No inventory: Central Bazaar does not exactly escape the inventory trap, but manages
to do better than other offline stores. It has a huge godown and warehouse, where it
stocks its 5,000-brand merchandise line-up, and from which its “pickers” select the
order items. What it escapes from is expensive interior décor, visual display and
merchandising, shoplifting, etc.?
Micro marketing: The delivery system enables Central Bazaar to get close to the
customer’s living environment for further interactions and micro marketing. The sales
call can become customised and the customer’s eyeball and attention can be garnered
exclusively and qualitatively for effective marketing and relationship building.
Customer psychographics: Receiving orders on the net or through the phone and
delivering the merchandise to their homes gives Central Bazaar an incomparable
advantage over other retailers in customer analysis. It has access to hitherto
unavailable data on the customer, including not only his demographic profile but
also his psychographics. Central Bazaar can now track the customer’s purchase
patterns, know his preferences, and get a glimpse of his perceptions, personality as
well as his attitude. This would undoubtedly make him tailor and customise his
retail marketing, including merchandise and promotion offers, retail communication,
and other value-added services.
Problem for Central Bazaar
Mr. Joseph Mathew, General Manager, Central Bazaar had a problem. He wanted, with
evangelical zeal that the unique service format should succeed. He not only wanted Central
Bazaar to have a distinctive market presence and mind share but also garner revenues,
market share and market size. He fully understood that there existed a linear relationship
between customer satisfaction and profitability. He dreaded the possibility of having
dissatisfied customers; but he was more scared; by the fact that he had no way of accessing
basic data about the dissatisfied customers; such as:
who they were?
Which aspect of Central Bazaar’s service they were dissatisfied with?
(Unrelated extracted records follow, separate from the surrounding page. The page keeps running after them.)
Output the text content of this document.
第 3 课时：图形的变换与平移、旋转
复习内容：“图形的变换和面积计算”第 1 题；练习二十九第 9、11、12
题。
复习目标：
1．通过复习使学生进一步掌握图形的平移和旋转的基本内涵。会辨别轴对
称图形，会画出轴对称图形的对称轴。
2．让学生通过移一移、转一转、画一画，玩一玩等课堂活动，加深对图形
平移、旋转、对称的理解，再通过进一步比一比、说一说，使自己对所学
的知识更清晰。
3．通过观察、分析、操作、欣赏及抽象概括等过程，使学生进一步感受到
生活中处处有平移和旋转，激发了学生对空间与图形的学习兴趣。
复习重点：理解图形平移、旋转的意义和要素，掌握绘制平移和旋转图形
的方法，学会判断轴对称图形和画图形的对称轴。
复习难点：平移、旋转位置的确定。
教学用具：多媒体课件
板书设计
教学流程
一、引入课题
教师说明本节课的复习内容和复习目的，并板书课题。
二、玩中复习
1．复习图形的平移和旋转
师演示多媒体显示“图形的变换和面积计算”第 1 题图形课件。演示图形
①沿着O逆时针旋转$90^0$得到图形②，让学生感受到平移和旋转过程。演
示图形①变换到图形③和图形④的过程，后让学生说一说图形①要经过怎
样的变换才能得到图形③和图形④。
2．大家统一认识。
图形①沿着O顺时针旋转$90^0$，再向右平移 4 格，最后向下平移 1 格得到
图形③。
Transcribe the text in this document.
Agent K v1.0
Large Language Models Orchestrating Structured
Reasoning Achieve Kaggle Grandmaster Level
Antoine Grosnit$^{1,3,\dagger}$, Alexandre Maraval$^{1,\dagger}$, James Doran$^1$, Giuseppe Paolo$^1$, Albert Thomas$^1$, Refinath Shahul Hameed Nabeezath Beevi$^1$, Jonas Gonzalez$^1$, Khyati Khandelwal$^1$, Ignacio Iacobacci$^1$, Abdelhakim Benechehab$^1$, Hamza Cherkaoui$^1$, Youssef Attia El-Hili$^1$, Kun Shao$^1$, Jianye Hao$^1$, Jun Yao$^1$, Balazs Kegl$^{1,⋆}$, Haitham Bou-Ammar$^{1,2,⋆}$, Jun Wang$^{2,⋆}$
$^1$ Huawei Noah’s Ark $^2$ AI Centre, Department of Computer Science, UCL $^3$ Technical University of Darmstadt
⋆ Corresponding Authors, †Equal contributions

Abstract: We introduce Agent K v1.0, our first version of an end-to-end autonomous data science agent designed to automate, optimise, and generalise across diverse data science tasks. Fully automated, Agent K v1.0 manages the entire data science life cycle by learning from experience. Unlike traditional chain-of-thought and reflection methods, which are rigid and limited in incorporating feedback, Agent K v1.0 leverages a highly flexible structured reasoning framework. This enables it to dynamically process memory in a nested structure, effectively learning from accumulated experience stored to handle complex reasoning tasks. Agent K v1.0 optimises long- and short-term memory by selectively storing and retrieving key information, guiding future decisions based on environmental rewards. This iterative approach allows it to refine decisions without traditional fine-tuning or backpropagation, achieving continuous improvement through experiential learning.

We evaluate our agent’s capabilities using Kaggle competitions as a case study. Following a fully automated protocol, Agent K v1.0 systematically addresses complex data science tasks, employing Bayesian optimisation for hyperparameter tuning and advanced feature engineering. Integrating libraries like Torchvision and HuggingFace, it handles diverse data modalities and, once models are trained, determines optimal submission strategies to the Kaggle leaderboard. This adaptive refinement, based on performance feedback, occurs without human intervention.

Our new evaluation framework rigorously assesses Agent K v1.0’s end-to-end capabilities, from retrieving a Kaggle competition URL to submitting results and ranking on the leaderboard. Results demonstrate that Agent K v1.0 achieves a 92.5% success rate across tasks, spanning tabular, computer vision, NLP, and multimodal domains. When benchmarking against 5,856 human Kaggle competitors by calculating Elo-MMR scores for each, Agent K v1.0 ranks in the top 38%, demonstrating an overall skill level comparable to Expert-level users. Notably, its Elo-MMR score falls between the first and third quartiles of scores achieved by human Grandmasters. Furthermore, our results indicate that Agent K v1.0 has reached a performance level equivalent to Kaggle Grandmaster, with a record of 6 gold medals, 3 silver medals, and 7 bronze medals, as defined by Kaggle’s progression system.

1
The degree of their dissatisfaction
Also, he realised, ensuring consistent service delivery implied was a way towards the
quality goal. His biggest problem was not only in measuring the quality of service delivery,
its consistency and customer satisfaction at Central Bazaar but also in finding comparable
benchmarks. He knew that customers compared stores, formats and different aspects of
the service retail-mix like merchandise, locations, layout, promotions and other
communications and the behaviour of the retail personnel. He also knew that this
comparison was crucial in building their preferences. Central Bazaar was a unique e-
tailer, with no known direct competition. He was up against retailers with different formats
- supermarkets, kirana stores and discount stores – but fighting for the same customers’
share of wallet and heart share. The undeniable fact was that the shopping experience in
Central Bazaar was definitely different from that of other “offline” format stores. ‘How do
you compare oranges with mangoes!’ he thought.
Question:
Can you find ways and means to measure quality in intangible offerings like services?